Much has been said about R.K. Dhawan, once an object of fear and envy in government and Congress circles. When Dhawan died at the age of 80 on Monday, much that was written about this remarkable character was a re-telling of Emergency-era stories, or tales from the time during which he was sought to be held in suspicion in the aftermath of prime minister Indira Gandhi’s tragic assassination, which he witnessed ‘live’.

‘RKD’, as Dhawan was known at the height of his influence, had joined the government as a stenographer in Jawaharlal Nehru’s days and became prime minister Indira Gandhi’s powerful and trusted secretary, serving her with a rare devotion even after she was dead and could not have commanded or punished him.

A mere stenographer who had come to enjoy the confidence of the prime minister, and was super-efficient in grasping party matters as well as affairs of state when it came to evaluating personnel, was neither liked by top-flight civil servants nor by senior Congress politicians who had to be obsequious to him in order to get past him to reach Indira. A good deal of this was on account of the class factor.

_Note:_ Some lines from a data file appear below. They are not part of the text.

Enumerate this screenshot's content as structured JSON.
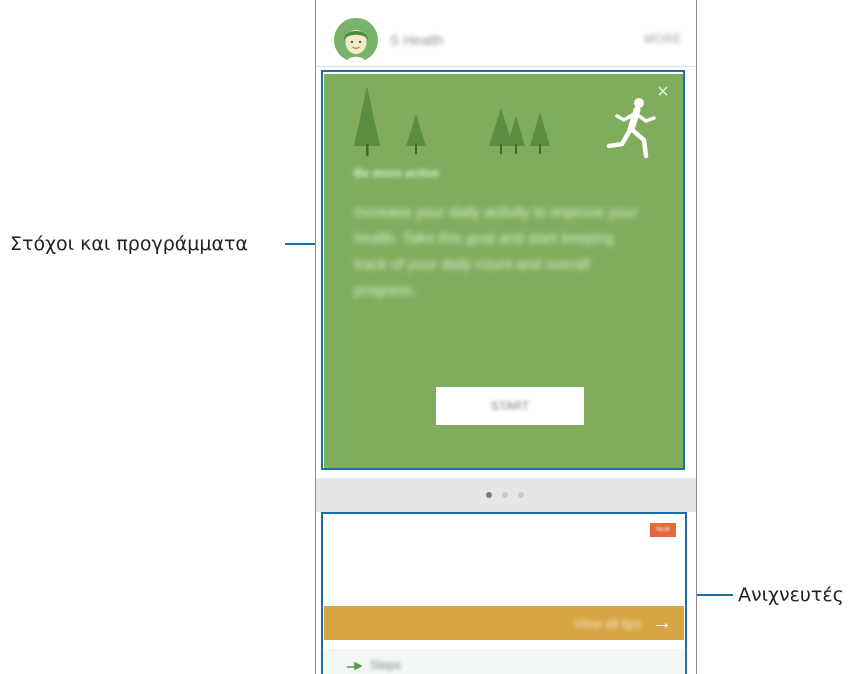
{
  "annotations": {
    "goals_label": "Στόχοι και προγράμματα",
    "trackers_label": "Ανιχνευτές"
  },
  "header": {
    "title": "S Health",
    "more_label": "MORE"
  },
  "goals_card": {
    "close_icon": "close-icon",
    "heading": "Be more active",
    "body": "Increase your daily activity to improve your health. Take this goal and start keeping track of your daily count and overall progress.",
    "start_button": "START",
    "background_color": "#7fad5d"
  },
  "pager": {
    "count": 3,
    "active_index": 0
  },
  "trackers_card": {
    "badge": "NEW",
    "tips_label": "View all tips",
    "tips_color": "#d6a544",
    "steps_label": "Steps"
  },
  "colors": {
    "annotation_line": "#1a6fa8",
    "badge": "#e16a3a"
  }
}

Dhawan was a chap from ‘down there’ before whom they grovelled to move ahead and didn’t like it. At the first opportunity, therefore, they tried to get their own back – usually by going off the record with journalists in venting their spleen.

The Dhawan I ‘knew’ – by pure chance – was knowledgeable, and supremely self-confident. Later, I saw for myself that he was also flexible.

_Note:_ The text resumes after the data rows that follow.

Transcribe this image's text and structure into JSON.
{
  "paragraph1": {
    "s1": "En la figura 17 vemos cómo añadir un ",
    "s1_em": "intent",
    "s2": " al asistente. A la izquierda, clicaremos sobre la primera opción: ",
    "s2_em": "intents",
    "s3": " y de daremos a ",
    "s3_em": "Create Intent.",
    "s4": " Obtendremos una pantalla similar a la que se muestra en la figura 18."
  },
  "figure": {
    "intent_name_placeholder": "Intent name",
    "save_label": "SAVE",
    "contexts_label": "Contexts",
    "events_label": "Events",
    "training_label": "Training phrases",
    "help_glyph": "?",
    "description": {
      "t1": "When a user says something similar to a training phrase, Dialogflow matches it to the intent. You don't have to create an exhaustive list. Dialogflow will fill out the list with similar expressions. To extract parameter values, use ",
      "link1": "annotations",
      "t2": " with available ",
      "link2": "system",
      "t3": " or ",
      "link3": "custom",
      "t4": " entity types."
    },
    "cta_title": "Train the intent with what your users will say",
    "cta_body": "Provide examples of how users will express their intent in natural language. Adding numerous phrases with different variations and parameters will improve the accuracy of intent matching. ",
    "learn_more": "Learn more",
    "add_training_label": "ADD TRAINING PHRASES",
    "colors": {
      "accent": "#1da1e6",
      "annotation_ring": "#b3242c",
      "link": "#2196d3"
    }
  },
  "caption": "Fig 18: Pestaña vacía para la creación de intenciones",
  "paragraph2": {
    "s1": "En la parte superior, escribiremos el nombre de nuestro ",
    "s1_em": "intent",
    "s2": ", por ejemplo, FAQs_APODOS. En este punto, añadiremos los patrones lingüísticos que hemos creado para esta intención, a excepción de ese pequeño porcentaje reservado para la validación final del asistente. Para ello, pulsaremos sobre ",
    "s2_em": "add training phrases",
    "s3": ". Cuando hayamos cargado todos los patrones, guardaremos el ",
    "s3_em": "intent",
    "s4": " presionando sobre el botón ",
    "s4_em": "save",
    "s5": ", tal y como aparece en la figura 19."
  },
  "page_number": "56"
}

The ignominious Janata interregnum had ended and Indira Gandhi was back at the helm. Dhawan too had returned to his familiar position of being by the prime minister’s side and being her eyes and ears since in some realms she would give consideration to his assessments, although in the end she was known to make up her own mind.

R.K Dhawan with Indira Gandhi.

As a reporter, I was really stuck one day. I thought I had the kernel of a big political story but I was finding it hard to approach sources of sufficient standing in order to proceed. I do not recall the matter too well today. It’s been about 40 years. But if I remember right, the story had something to do with the Northeast and had a China angle too. High-level meetings, with which the prime minister was involved, had taken place. As far as I knew, no other reporter had an inkling of any of this and I pretty much knew the lot.

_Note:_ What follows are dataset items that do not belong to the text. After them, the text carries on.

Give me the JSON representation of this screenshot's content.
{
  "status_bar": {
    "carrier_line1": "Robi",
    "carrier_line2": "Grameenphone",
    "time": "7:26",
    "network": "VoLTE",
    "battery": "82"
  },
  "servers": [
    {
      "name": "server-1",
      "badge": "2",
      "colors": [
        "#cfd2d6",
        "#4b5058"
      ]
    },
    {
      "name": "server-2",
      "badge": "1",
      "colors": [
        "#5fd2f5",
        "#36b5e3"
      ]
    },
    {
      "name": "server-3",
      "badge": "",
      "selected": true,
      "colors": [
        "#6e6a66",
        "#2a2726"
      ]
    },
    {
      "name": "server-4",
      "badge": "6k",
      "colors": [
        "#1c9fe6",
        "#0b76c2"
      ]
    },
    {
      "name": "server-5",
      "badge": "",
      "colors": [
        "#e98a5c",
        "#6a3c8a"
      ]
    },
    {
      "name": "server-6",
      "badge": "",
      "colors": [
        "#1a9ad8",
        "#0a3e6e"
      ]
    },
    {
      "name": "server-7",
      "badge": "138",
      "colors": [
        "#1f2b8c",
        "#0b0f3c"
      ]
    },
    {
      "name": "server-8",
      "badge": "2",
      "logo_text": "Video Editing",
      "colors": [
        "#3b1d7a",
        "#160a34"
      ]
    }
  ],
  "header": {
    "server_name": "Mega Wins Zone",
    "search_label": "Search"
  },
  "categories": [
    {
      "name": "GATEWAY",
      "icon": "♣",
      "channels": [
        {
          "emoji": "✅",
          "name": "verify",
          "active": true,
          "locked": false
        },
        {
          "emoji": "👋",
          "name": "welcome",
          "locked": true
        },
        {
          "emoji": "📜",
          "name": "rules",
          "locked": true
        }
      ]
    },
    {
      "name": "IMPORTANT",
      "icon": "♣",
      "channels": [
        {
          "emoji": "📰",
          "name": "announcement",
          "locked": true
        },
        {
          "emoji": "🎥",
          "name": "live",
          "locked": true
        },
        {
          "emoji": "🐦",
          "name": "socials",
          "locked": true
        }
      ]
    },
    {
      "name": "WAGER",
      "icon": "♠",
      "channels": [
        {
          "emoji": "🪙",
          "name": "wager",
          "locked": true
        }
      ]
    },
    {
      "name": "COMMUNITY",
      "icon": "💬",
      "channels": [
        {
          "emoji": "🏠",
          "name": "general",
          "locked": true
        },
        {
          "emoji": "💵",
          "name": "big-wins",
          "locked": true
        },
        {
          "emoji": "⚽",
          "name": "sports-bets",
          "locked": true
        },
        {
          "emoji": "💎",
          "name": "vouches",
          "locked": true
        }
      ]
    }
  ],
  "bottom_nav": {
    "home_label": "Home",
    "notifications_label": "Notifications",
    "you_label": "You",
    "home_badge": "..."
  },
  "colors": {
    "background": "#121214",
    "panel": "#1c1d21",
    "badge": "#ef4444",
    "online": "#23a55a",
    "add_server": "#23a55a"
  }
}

In desperation, and on a whim, I called the prime minister’s house and asked to speak to Dhawan. The operator asked who I was, and also if I knew him. I said who I was and was candid that I had not spoken with the gentleman before.

Still Dhawan came on the line, although in some of my byline writings I had been critical of the government.

When I sought to present my credentials, he cut me short, saying he was in no position to impart information. The he suddenly added, “I can only confirm or deny the veracity of what you know. From my own side I cannot give any details even if I confirm what you know.”

That is how we got started. His answers were “yes” or “no”, and there was no elaboration. But this was good enough for me and helped me from going astray on facts. I had a decent exclusive. This telephonic relationship came handy from time to time though I told myself I wouldn’t make a habit of it, and I didn’t.

Much happened subsequently – Indira’s assassination, and Dhawan’s practical exile from favour in the Congress. After Rajiv Gandhi’s assassination. P.V. Narasimha Rao took charge. Rao operated from Motilal Marg. Right at the start of his tenure, he invited some journalists to his residence for an on-the-record interaction.

Chairs were laid out on the lawn. Some of us arrived early. There for the first time I saw an imperious Rao. He was ordering Dhawan around – asking him to carry chairs and place them in rows. I saw Dhawan scurrying and lifting up chairs. Some time later he was brought into the council of ministers and was minister for urban development.

I visited him once in that capacity as a part of a small delegation in connection with housing for journalists. He was open and welcoming and knowledgeable about policy issues. I do recall he was disdainful of NRIs. He felt they try to throw their weight about when in India, and “showed off”. What did they have to show for themselves, he wondered.